Selfish? Yeah, we Americans are selfish to the tune of a TRILLION, (you know trillion?)US Dollars of FOREIGN aid/year. Thank You so much for showing how miserable we let's see, what does Pakistan provide?

Riaz Haq said...

Dear Anonymous,
First, let me assure you that I am an American, an American by choice, not by the accident of birth. I am as patriotic as any other American and I don't have to prove it to you or anyone else.
Second, read my blog post carefully. The adjective "selfish" in my post applies specifically to the farmers and politicians involved in special interest politics, not to the American nation. The actions of this special interest group are designed to help themselves at the expense of American taxpayers and the poor/hungry citizens of this world who have the potential to derail America's efforts toward a peaceful,secure and globalized world.
Third, your patronizing tone is totally off the mark in talking about "trillion US $" per year in US foreign aid. This shows your ignorance of the facts. The US foreign aid is one of the smallest in the world: Only .07% of the GDP, ahead only of New Zealand among the industrialized world. Please refer to this link:
Fourth, your comparison of the US with Pakistan is irrelevant and just ludicrous.

Riaz Haq said...

US and EU farm subsidies to their cotton growers are hurting Africa's poor. Here's a report on it:

West Africa rises up to end $31.4 bn rich world cotton subsidies

Dakar, 10 February 2011 – High-level West African political leaders are joining forces with a broad coalition of African and South American smallholder and global farmer organisations to launch a huge new offensive demanding the phasing out and elimination of rich world trade distorting subsidies in cotton.
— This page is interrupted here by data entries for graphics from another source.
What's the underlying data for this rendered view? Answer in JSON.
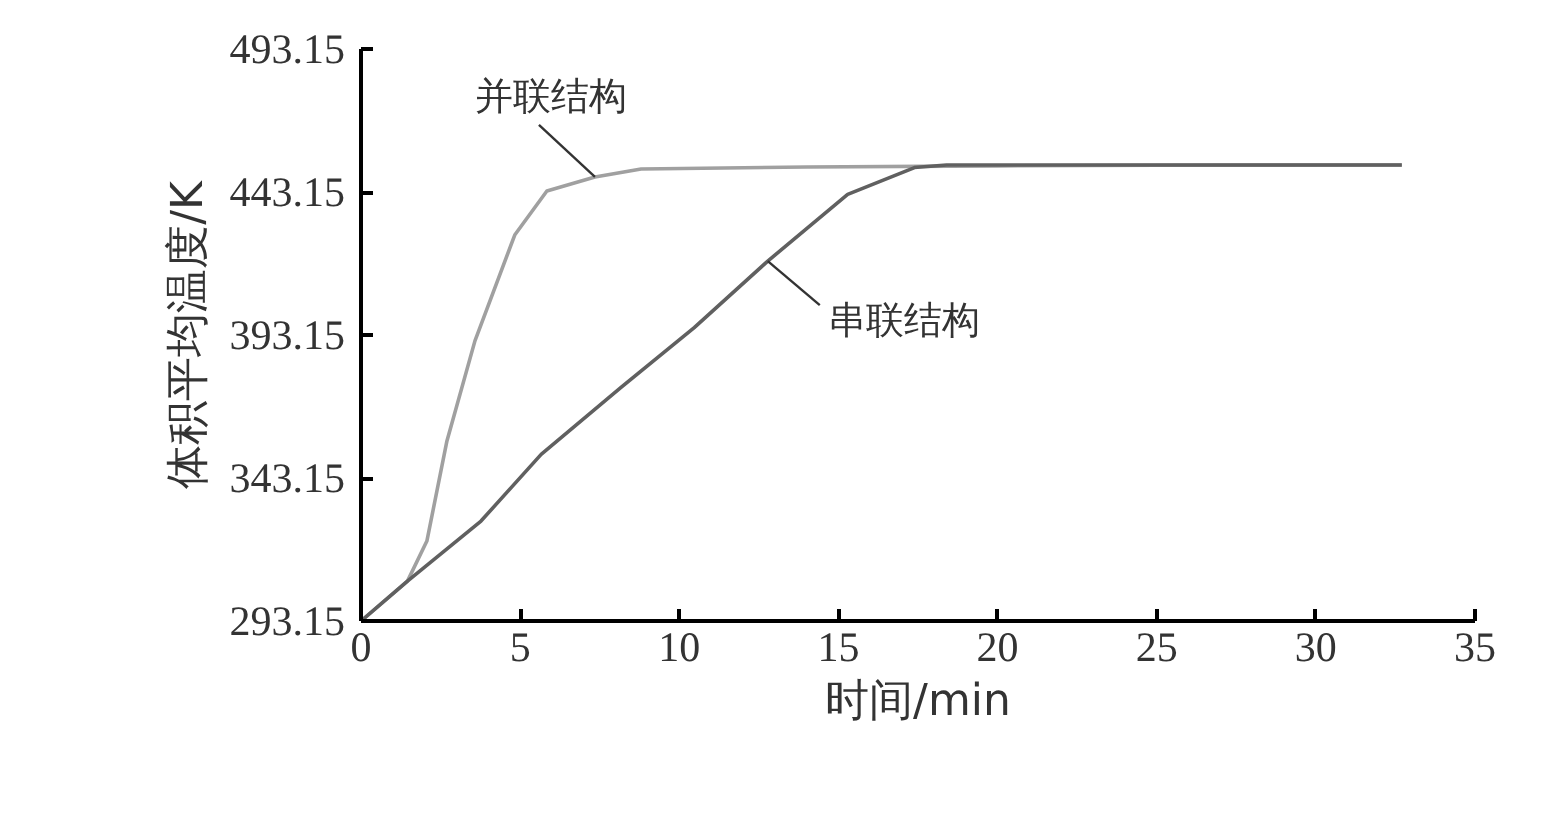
{
  "chart_data": {
    "type": "line",
    "xlabel": "时间/min",
    "ylabel": "体积平均温度/K",
    "xlim": [
      0,
      35
    ],
    "ylim": [
      293.15,
      493.15
    ],
    "xticks": [
      0,
      5,
      10,
      15,
      20,
      25,
      30,
      35
    ],
    "yticks": [
      293.15,
      343.15,
      393.15,
      443.15,
      493.15
    ],
    "grid": false,
    "marker": "none",
    "line_style": "solid",
    "series": [
      {
        "name": "并联结构",
        "color": "#a0a0a0",
        "x": [
          0,
          1.46,
          2.07,
          2.7,
          3.58,
          4.83,
          5.84,
          7.35,
          8.8,
          14,
          20,
          25,
          32.7
        ],
        "values": [
          293.15,
          307.1,
          321.1,
          356.1,
          391.1,
          428.1,
          443.5,
          448.4,
          451.2,
          451.9,
          452.3,
          452.5,
          452.6
        ]
      },
      {
        "name": "串联结构",
        "color": "#606060",
        "x": [
          0,
          1.46,
          3.77,
          5.66,
          8.17,
          10.47,
          12.78,
          15.29,
          17.39,
          18.4,
          25,
          32.7
        ],
        "values": [
          293.15,
          307.1,
          328.1,
          351.4,
          374.8,
          395.7,
          419.0,
          442.3,
          451.7,
          452.6,
          452.6,
          452.6
        ]
      }
    ]
  }
}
The release this week (Wednesday 9th February) at the World Social Forum of a new updated version of the Great Cotton Stitch-Up report by Fairtrade reveals that in the nine years since the Doha Development Round was launched in 2001, the United States and the European Union paid out a staggering USD 31.4 BILLION in subsidies to its farmers so squeezing out 10 million West African cotton farmers from trading their way out of poverty.

In addition, the West African Economic and Monetary Union (UEMOA) is also prioritising and upgrading the cotton subsidy issue and will shortly be unveiling its own offensive in Brussels as the European Parliament prepare to vote on the €55 billion Common Agricultural Policy reform in June.

2011 is a crucial year for the global trading system. This summer the European Parliament will begin reform of the €55 billion Common Agricultural Policy subsidy regime, the US Congress begin work in framing a new Farm Bill while attempts to revive the stalled Doha Development Round culminate in a World Trade Organisation Ministerial, expected in November.

Kwame Banson, Fairtrade Africa Regional Coordinator for West Africa, comments:

‘This is the crunch year for rich-world subsidies, with the EU and US at a genuine crossroad. One way leads to more misery for African farmers, the other to fairer way of doing trade. This coalition demands that they take the right path because African farmers can no longer be the casualties of the politics of the North.’

Moussa Doubia, Small-hold Malian Cotton Farmer, speaking of the impact of competing against subsidised cotton, adds:

‘Sometimes I can’t sleep. Sometimes it’s hard and unbearable… The cotton price is not enough for farmers to cover our needs including school fees and health.’

The report’s launch comes as Mali Minister of Industry, Investment and Commerce, Ahmadou Abdoulaye Diallo confirmed his country is seriously considering taking the US to the WTO Disputes Panel Settlement over its USD 24.45 billion subsidies, potentially leading to retaliatory action against the US by suspending protection of US intellectual property. He also states Mali will veto the entire Doha Trade deal over the issue so further reigniting what is the most vivid example of trade injustice.